1938, 29 USC 201 to 219.

 

     (2) Notwithstanding subsection (1), an employee shall must be

 

paid in accordance with the minimum wage and overtime compensation

 

requirements of sections 4 and 4a if the employee meets either of

 

the following conditions:

 

     (a) He or she is employed in domestic service employment to

 

provide companionship services as defined in 29 CFR 552.6 for

 

individuals who, because of age or infirmity, are unable to care

 

for themselves and is not a live-in domestic service employee as

 

described in 29 CFR 552.102.

 

     (b) He or she is employed to provide child care, but is not a

 

live-in domestic service employee as described in 29 CFR 552.102.

 

However, the requirements of sections 4 and 4a do not apply if the

 

employee meets all of the following conditions:

 

     (i) He or she is under the age of 18.

 

     (ii) He or she provides services on a casual basis as defined

 

in 29 CFR 552.5.

 

     (iii) He or she provides services that do not regularly exceed

 

20 hours per week, in the aggregate.

 

     (3) This act does not apply to persons employed in summer

 

camps for not more than 4 months or to employees who are covered

 

under section 14 of the fair labor standards act of 1938, 29 USC

 

214.

 

     (4) This act does not apply to agricultural fruit growers,

 

pickle growers and tomato growers, or other agricultural employers

 

who traditionally contract for harvesting on a piecework basis, as

 

to those employees used for harvesting, until the board has


acquired sufficient data to determine an adequate basis to

 

establish a scale of piecework and determines a scale equivalent to

 

the prevailing minimum wage for that employment.
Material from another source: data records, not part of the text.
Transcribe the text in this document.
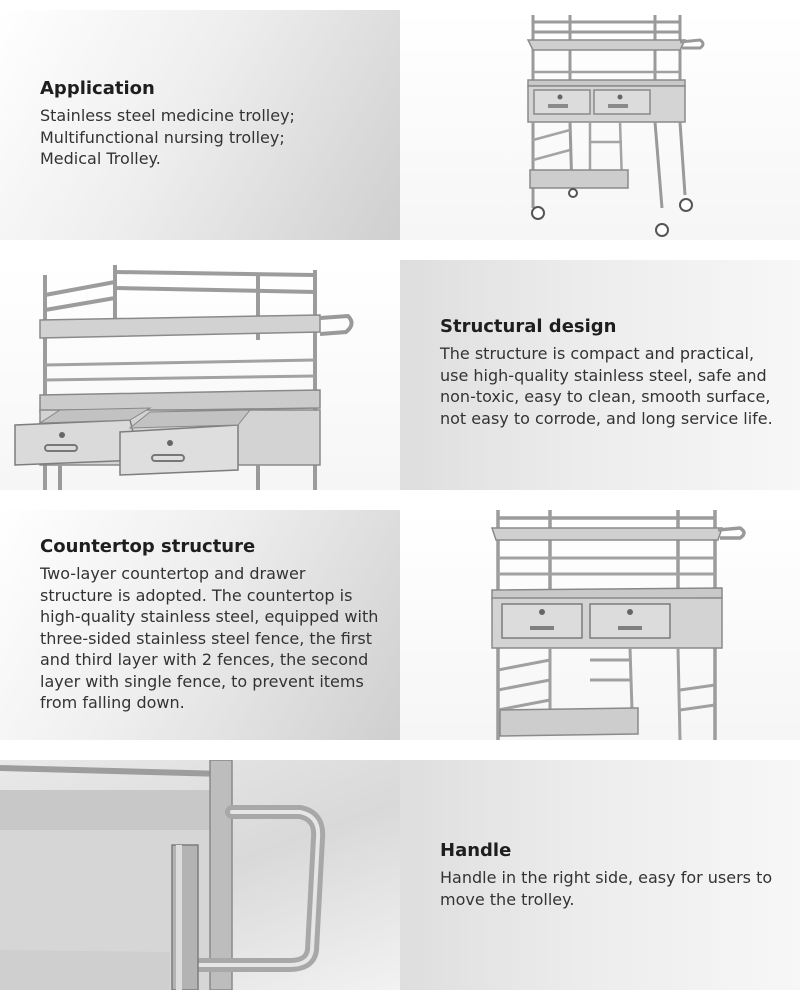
Application

Stainless steel medicine trolley;
Multifunctional nursing trolley;
Medical Trolley.

Structural design

The structure is compact and practical,
use high-quality stainless steel, safe and
non-toxic, easy to clean, smooth surface,
not easy to corrode, and long service life.

Countertop structure

Two-layer countertop and drawer
structure is adopted. The countertop is
high-quality stainless steel, equipped with
three-sided stainless steel fence, the first
and third layer with 2 fences, the second
layer with single fence, to prevent items
from falling down.

Handle

Handle in the right side, easy for users to
move the trolley.
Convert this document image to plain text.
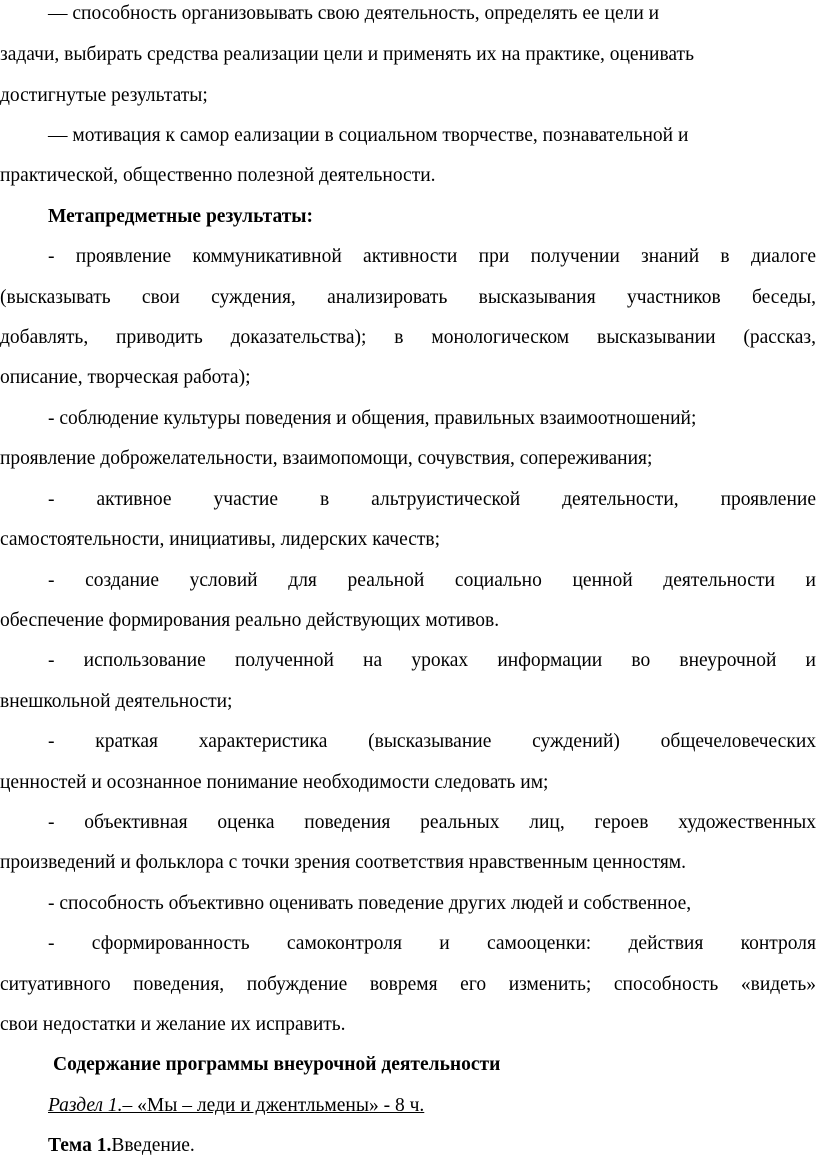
— способность организовывать свою деятельность, определять ее цели и
задачи, выбирать средства реализации цели и применять их на практике, оценивать
достигнутые результаты;
— мотивация к самор еализации в социальном творчестве, познавательной и
практической, общественно полезной деятельности.
Метапредметные результаты:
- проявление коммуникативной активности при получении знаний в диалоге
(высказывать свои суждения, анализировать высказывания участников беседы,
добавлять, приводить доказательства); в монологическом высказывании (рассказ,
описание, творческая работа);
- соблюдение культуры поведения и общения, правильных взаимоотношений;
проявление доброжелательности, взаимопомощи, сочувствия, сопереживания;
- активное участие в альтруистической деятельности, проявление
самостоятельности, инициативы, лидерских качеств;
- создание условий для реальной социально ценной деятельности и
обеспечение формирования реально действующих мотивов.
- использование полученной на уроках информации во внеурочной и
внешкольной деятельности;
- краткая характеристика (высказывание суждений) общечеловеческих
ценностей и осознанное понимание необходимости следовать им;
- объективная оценка поведения реальных лиц, героев художественных
произведений и фольклора с точки зрения соответствия нравственным ценностям.
- способность объективно оценивать поведение других людей и собственное,
- сформированность самоконтроля и самооценки: действия контроля
ситуативного поведения, побуждение вовремя его изменить; способность «видеть»
свои недостатки и желание их исправить.
Содержание программы внеурочной деятельности
Раздел 1.– «Мы – леди и джентльмены» - 8 ч.
Тема 1.Введение.
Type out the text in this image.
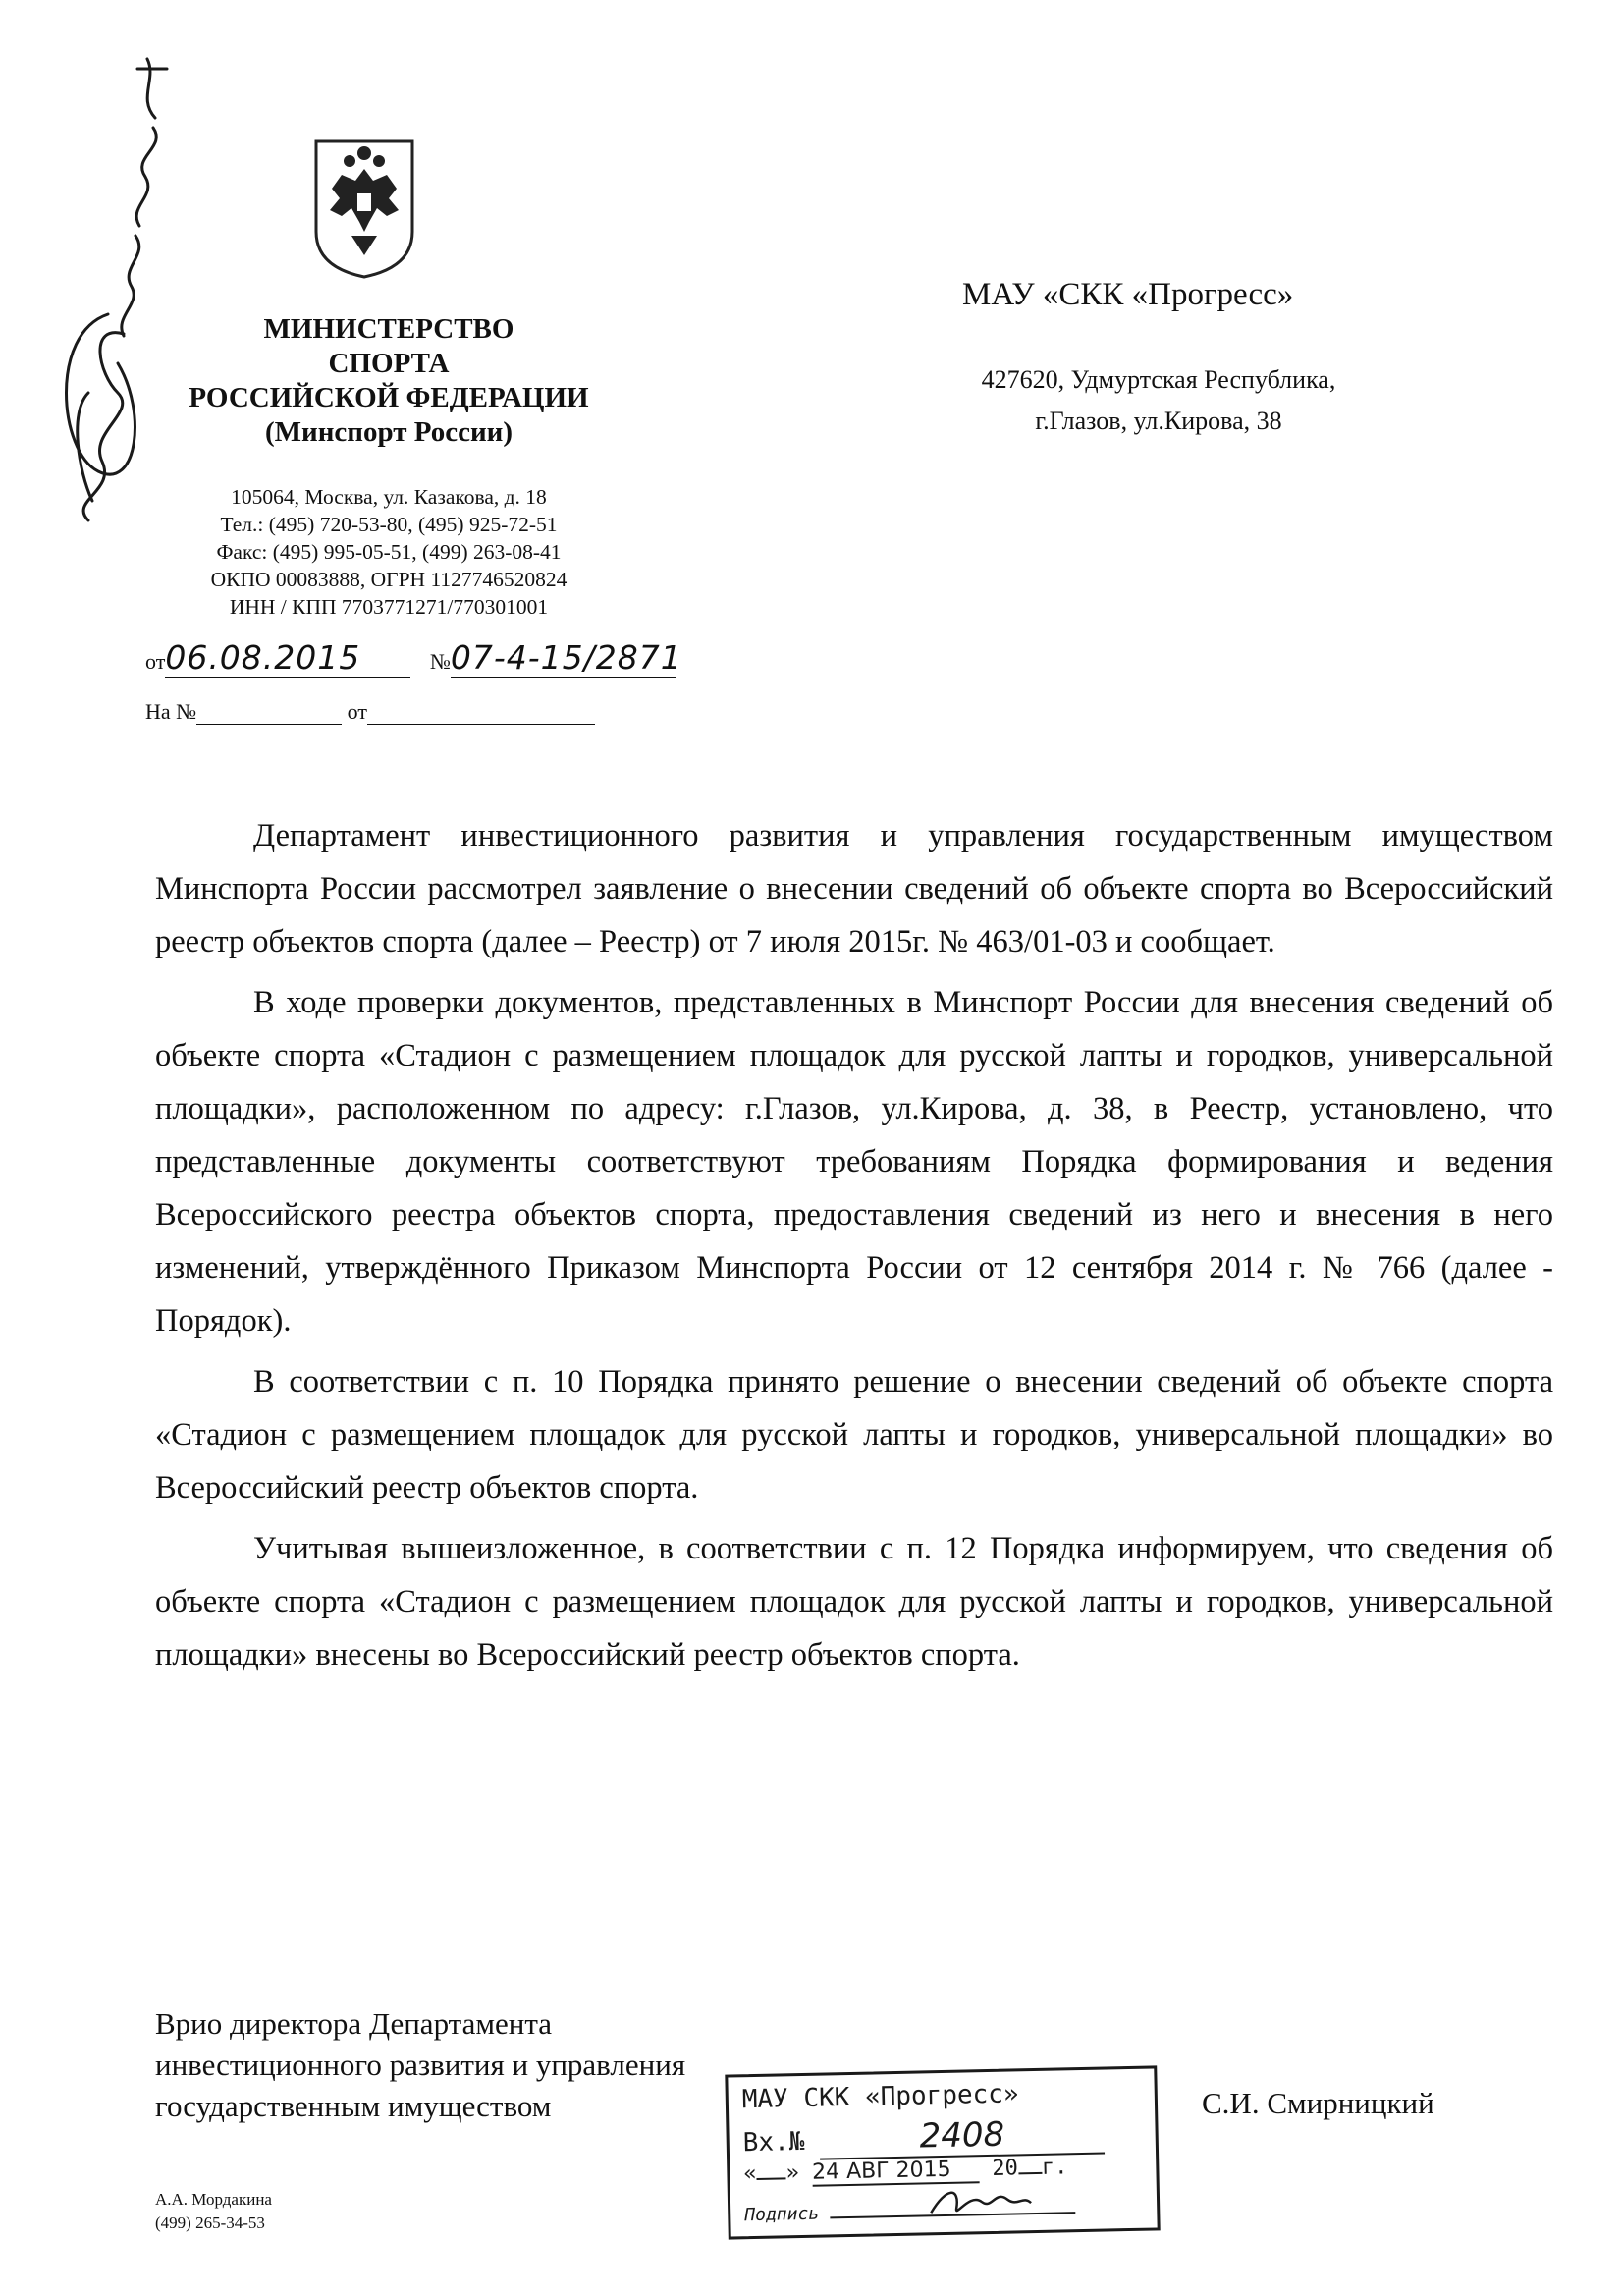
МИНИСТЕРСТВО
СПОРТА
РОССИЙСКОЙ ФЕДЕРАЦИИ
(Минспорт России)
105064, Москва, ул. Казакова, д. 18
Тел.: (495) 720-53-80, (495) 925-72-51
Факс: (495) 995-05-51, (499) 263-08-41
ОКПО 00083888, ОГРН 1127746520824
ИНН / КПП 7703771271/770301001
от06.08.2015	№07-4-15/2871
На №	от
МАУ «СКК «Прогресс»
427620, Удмуртская Республика,
г.Глазов, ул.Кирова, 38

Департамент инвестиционного развития и управления государственным имуществом Минспорта России рассмотрел заявление о внесении сведений об объекте спорта во Всероссийский реестр объектов спорта (далее – Реестр) от 7 июля 2015г. № 463/01-03 и сообщает.

В ходе проверки документов, представленных в Минспорт России для внесения сведений об объекте спорта «Стадион с размещением площадок для русской лапты и городков, универсальной площадки», расположенном по адресу: г.Глазов, ул.Кирова, д. 38, в Реестр, установлено, что представленные документы соответствуют требованиям Порядка формирования и ведения Всероссийского реестра объектов спорта, предоставления сведений из него и внесения в него изменений, утверждённого Приказом Минспорта России от 12 сентября 2014 г. № 766 (далее - Порядок).

В соответствии с п. 10 Порядка принято решение о внесении сведений об объекте спорта «Стадион с размещением площадок для русской лапты и городков, универсальной площадки» во Всероссийский реестр объектов спорта.

Учитывая вышеизложенное, в соответствии с п. 12 Порядка информируем, что сведения об объекте спорта «Стадион с размещением площадок для русской лапты и городков, универсальной площадки» внесены во Всероссийский реестр объектов спорта.

Врио директора Департамента
инвестиционного развития и управления
государственным имуществом	С.И. Смирницкий
А.А. Мордакина
(499) 265-34-53
МАУ СКК «Прогресс»
Вх.№	2408
« » 24 АВГ 2015 20 г.
Подпись
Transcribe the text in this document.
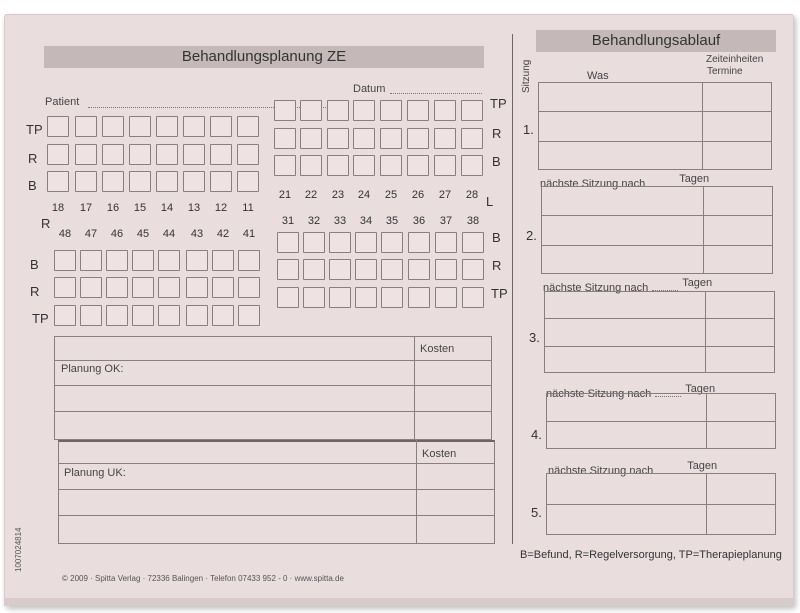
Behandlungsplanung ZE
Patient
Datum
TP
R
B
TP
R
B
R
L
B
R
TP
B
R
TP
18	17	16	15	14	13	12	11
21	22	23	24	25	26	27	28
48	47	46	45	44	43	42	41
31	32	33	34	35	36	37	38
Kosten
Planung OK:
Kosten
Planung UK:
© 2009 · Spitta Verlag · 72336 Balingen · Telefon 07433 952 - 0 · www.spitta.de
1007024814
Behandlungsablauf
Sitzung	Was
Zeiteinheiten
Termine
1.
nächste Sitzung nach	Tagen
2.
nächste Sitzung nach	Tagen
3.
nächste Sitzung nach	Tagen
4.
nächste Sitzung nach	Tagen
5.
B=Befund, R=Regelversorgung, TP=Therapieplanung
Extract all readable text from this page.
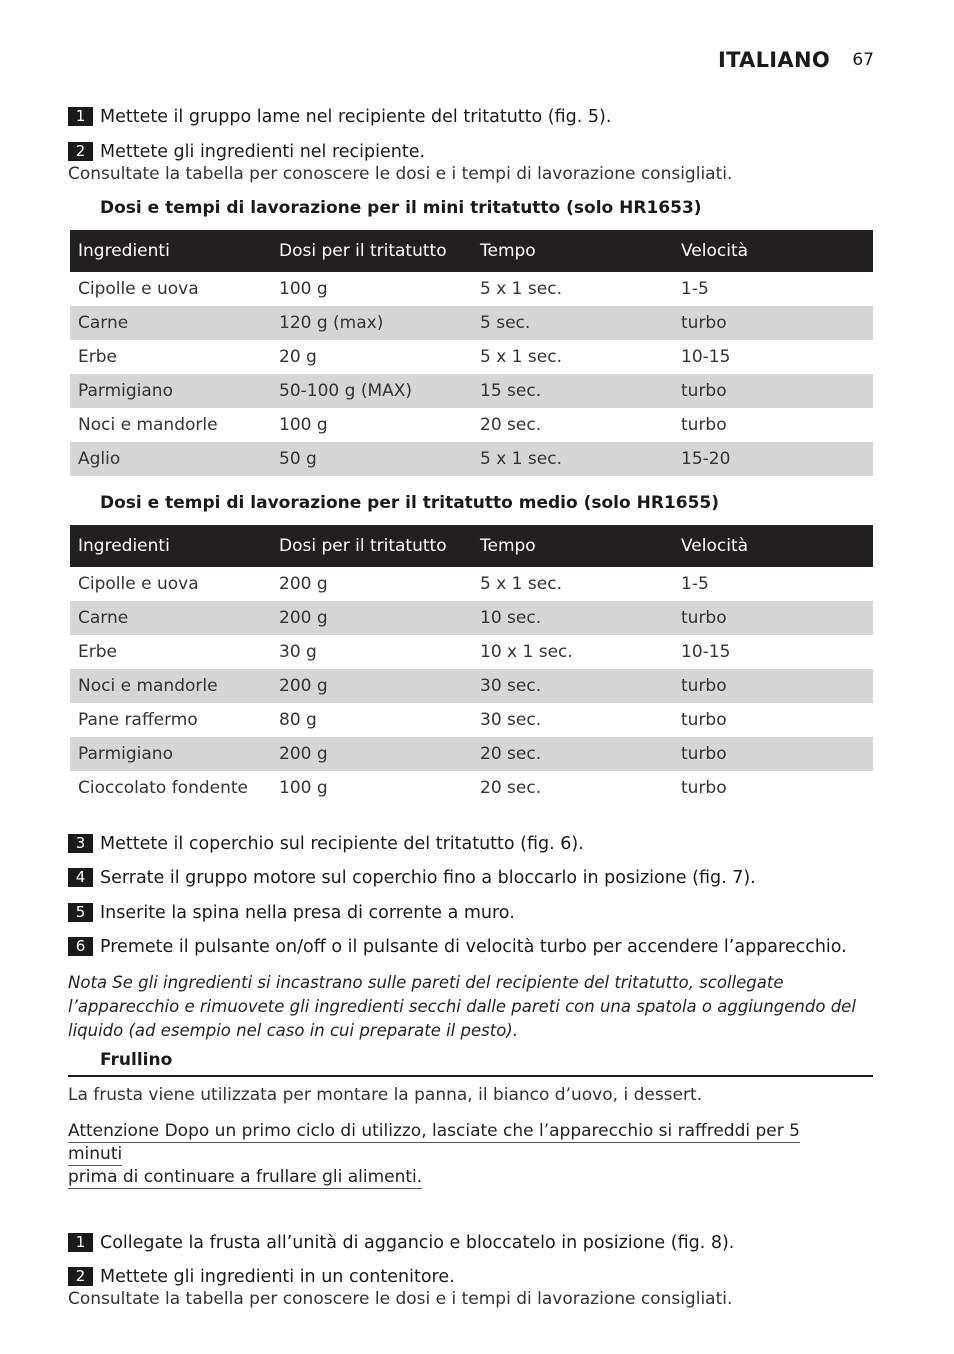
ITALIANO 67
1 Mettete il gruppo lame nel recipiente del tritatutto (fig. 5).
2 Mettete gli ingredienti nel recipiente.
Consultate la tabella per conoscere le dosi e i tempi di lavorazione consigliati.
Dosi e tempi di lavorazione per il mini tritatutto (solo HR1653)
Ingredienti	Dosi per il tritatutto	Tempo	Velocità
Cipolle e uova	100 g	5 x 1 sec.	1-5
Carne	120 g (max)	5 sec.	turbo
Erbe	20 g	5 x 1 sec.	10-15
Parmigiano	50-100 g (MAX)	15 sec.	turbo
Noci e mandorle	100 g	20 sec.	turbo
Aglio	50 g	5 x 1 sec.	15-20
Dosi e tempi di lavorazione per il tritatutto medio (solo HR1655)
Ingredienti	Dosi per il tritatutto	Tempo	Velocità
Cipolle e uova	200 g	5 x 1 sec.	1-5
Carne	200 g	10 sec.	turbo
Erbe	30 g	10 x 1 sec.	10-15
Noci e mandorle	200 g	30 sec.	turbo
Pane raffermo	80 g	30 sec.	turbo
Parmigiano	200 g	20 sec.	turbo
Cioccolato fondente	100 g	20 sec.	turbo
3 Mettete il coperchio sul recipiente del tritatutto (fig. 6).
4 Serrate il gruppo motore sul coperchio fino a bloccarlo in posizione (fig. 7).
5 Inserite la spina nella presa di corrente a muro.
6 Premete il pulsante on/off o il pulsante di velocità turbo per accendere l’apparecchio.
Nota Se gli ingredienti si incastrano sulle pareti del recipiente del tritatutto, scollegate l’apparecchio e rimuovete gli ingredienti secchi dalle pareti con una spatola o aggiungendo del liquido (ad esempio nel caso in cui preparate il pesto).
Frullino
La frusta viene utilizzata per montare la panna, il bianco d’uovo, i dessert.
Attenzione Dopo un primo ciclo di utilizzo, lasciate che l’apparecchio si raffreddi per 5 minuti
prima di continuare a frullare gli alimenti.
1 Collegate la frusta all’unità di aggancio e bloccatelo in posizione (fig. 8).
2 Mettete gli ingredienti in un contenitore.
Consultate la tabella per conoscere le dosi e i tempi di lavorazione consigliati.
The piece rate

 

scale shall must be equivalent to the minimum hourly wage in that,

 

if the payment by unit of production is applied to a worker of

 

average ability and diligence in harvesting a particular commodity,

 

he or she receives an amount not less than the hourly minimum wage.

 

     (5) This act does not apply to an individual who is 16 years

 

of age or older but less than 21 years of age in his or her

 

capacity as an ice hockey player for a junior ice hockey team that

 

is a member of a regional, national, or international junior ice

 

hockey league.

 

     (6) (5) Notwithstanding any other provision of this act,

 

subsection (1)(a) and (b) and subsection (2) do not deprive an

 

employee or any class of employees of any right that existed on

 

September 30, 2006 to receive overtime compensation or to be paid

 

the minimum wage.

 

     Enacting section 1. This amendatory act takes effect 90 days

 

after the date it is enacted into law.